East Central University was one of three normal schools established in eastern Oklahoma in 1909. Three similar institutions had been established earlier in the western half of the new state; each provided preparatory education including two years of college leading to teacher certification.

Ada's selection as the college's location followed intensive lobbying efforts by the 25,000 Club, a local booster club which also raised funds for faculty salaries so classes could begin that fall in local churches and public school classrooms. The 1910 legislature appropriated funds for faculty salaries and construction of a building which was completed later that year on a sixteen acre site which had been donated by Dan Hayes, a Chickasaw allottee.

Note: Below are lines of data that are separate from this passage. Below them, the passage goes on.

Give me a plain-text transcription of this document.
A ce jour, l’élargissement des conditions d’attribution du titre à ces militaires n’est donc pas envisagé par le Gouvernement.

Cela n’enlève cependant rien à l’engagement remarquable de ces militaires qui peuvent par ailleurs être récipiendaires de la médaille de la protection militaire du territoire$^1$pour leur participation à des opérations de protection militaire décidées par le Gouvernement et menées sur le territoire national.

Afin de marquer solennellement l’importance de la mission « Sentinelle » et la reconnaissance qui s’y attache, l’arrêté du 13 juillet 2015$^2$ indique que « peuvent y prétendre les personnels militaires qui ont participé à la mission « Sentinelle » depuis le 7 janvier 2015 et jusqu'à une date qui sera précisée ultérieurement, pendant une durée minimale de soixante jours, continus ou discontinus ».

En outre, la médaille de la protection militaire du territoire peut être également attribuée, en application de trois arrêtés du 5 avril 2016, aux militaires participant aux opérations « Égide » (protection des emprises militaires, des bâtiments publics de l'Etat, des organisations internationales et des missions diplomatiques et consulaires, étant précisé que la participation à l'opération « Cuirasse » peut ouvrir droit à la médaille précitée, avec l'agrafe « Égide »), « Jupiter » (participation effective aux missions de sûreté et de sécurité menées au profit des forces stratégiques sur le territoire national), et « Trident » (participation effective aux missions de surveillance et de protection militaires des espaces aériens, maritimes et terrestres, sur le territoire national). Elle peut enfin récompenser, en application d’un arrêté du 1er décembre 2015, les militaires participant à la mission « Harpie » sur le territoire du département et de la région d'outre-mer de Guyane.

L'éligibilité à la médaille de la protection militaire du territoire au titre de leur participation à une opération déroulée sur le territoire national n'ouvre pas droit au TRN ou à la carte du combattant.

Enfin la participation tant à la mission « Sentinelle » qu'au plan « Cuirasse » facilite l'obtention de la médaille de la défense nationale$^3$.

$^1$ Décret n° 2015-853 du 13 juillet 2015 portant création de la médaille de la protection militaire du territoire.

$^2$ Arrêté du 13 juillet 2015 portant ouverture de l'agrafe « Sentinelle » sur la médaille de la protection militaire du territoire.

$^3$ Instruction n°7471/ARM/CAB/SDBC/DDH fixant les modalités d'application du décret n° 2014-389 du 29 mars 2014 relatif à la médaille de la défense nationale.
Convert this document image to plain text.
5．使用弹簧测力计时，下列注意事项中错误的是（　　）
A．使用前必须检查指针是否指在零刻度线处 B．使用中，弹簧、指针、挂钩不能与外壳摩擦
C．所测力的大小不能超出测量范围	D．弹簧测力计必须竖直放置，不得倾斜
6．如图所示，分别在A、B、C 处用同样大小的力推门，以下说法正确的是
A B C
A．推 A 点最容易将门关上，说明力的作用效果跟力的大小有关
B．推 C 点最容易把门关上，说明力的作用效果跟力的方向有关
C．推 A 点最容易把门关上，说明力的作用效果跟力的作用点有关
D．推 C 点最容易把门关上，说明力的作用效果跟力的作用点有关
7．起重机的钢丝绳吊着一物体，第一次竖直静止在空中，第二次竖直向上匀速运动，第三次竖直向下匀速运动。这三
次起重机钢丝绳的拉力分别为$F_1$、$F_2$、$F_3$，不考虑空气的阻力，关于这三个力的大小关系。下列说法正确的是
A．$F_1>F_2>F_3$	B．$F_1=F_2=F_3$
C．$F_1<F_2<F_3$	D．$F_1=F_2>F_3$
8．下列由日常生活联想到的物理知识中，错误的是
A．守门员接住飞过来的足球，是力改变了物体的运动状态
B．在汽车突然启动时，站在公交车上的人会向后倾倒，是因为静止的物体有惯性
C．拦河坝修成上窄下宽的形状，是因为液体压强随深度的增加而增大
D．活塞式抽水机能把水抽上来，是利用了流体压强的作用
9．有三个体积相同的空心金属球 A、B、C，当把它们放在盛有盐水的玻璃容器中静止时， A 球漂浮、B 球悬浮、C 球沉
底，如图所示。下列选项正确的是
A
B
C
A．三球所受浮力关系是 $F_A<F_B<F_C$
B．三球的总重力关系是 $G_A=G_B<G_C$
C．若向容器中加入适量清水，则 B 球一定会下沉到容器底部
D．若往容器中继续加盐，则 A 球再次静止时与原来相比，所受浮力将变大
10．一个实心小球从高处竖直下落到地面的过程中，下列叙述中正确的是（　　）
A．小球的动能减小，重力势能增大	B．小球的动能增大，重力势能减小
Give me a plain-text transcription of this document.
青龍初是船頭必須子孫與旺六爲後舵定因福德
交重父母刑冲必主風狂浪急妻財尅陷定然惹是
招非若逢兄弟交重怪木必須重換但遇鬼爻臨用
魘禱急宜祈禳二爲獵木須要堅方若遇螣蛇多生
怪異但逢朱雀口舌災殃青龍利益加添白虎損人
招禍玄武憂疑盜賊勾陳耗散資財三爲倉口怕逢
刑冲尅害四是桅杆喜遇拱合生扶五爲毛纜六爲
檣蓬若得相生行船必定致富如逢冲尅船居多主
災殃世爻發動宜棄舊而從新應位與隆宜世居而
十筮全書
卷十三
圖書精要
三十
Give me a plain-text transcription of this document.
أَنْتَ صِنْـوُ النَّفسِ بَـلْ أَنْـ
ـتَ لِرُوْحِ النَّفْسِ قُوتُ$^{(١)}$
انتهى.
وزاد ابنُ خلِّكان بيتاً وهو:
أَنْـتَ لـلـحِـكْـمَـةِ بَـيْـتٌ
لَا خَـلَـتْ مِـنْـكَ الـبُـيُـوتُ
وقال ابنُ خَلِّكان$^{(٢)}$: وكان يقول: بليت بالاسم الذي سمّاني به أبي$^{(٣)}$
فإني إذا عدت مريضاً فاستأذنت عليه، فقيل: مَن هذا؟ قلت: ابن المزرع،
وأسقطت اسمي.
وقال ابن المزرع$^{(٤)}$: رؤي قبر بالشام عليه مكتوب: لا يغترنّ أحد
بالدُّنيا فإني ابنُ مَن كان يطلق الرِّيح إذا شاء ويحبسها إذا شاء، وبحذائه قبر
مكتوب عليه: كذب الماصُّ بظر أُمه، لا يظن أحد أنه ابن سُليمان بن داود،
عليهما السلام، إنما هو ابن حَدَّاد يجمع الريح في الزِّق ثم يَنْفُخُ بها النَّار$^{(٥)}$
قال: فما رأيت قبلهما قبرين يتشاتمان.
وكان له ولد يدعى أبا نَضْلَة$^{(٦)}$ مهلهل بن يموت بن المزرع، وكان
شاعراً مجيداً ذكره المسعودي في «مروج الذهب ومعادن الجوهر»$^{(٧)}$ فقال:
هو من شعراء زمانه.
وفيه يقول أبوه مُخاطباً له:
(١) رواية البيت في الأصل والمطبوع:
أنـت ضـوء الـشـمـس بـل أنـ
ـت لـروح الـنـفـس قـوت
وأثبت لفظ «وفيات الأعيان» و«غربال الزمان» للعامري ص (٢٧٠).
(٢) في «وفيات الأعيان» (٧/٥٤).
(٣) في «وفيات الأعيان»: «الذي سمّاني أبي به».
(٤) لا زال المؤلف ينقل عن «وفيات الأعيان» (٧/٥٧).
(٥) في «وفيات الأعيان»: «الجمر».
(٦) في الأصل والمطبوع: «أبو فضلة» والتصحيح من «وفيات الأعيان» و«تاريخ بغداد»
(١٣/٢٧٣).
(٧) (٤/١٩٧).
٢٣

In 1919 the six normal schools became teachers' colleges and began to confer bachelors degrees. In 1939 they added degree programs in Arts and Sciences and were designated as state colleges. In 1954 the six colleges were authorized to offer their first graduate work in a fifth-year program for teachers. Other master's degrees have since been added. In 1974 East Central became East Central Oklahoma State University which was changed to East Central University in 1985.

East Central has had eight presidents during its history: Charles Briles; James Gordon; Adolph Linscheid; Charles Spencer; Stanley Wagner; Bill Cole, Richard Rafes and John Hargrave. Distinguished alumni include four governors. Those serving Oklahoma were Robert S. Kerr, who is also noted for his career in the U.S. Senate, and George Nigh. Ernest McFarland, governor and U.S. Senator from Arizona, was a class mate of Kerr's. Varied Chickasaw and Choctaw governors and officials, including Governor Bill Anoatubby, also graduated from the university. Other East Central distinctives include pioneering efforts among Oklahoma universities promoting access to handicapped students and the development of corresponding undergraduate and graduate degree programs for rehabilitation services, services to the deaf, and similar areas. Today the campus consists of 37 buildings on 135 acres; the university typically enrolls more than 4,000 students per semester.

Alvin O. Turner

Bibliography

Biles, J. Hugh. The Early History of Ada. (Oklahoma State Bank, 1954).

Boeger, Palmer, et. al. The East Central Story. (East Central University, 1984).

East Central University, 2002-03 Catalog. (East Central University, Ada, OK, 2002).

A History of Pontotoc County, unpublished Master's Thesis. (Oklahoma State U, 1940).

Kroeker, Marvin E. and Guy W. Logsdon. Ada, Oklahoma, Queen City of the Chickasaw Nation. (Donning Co., 1998).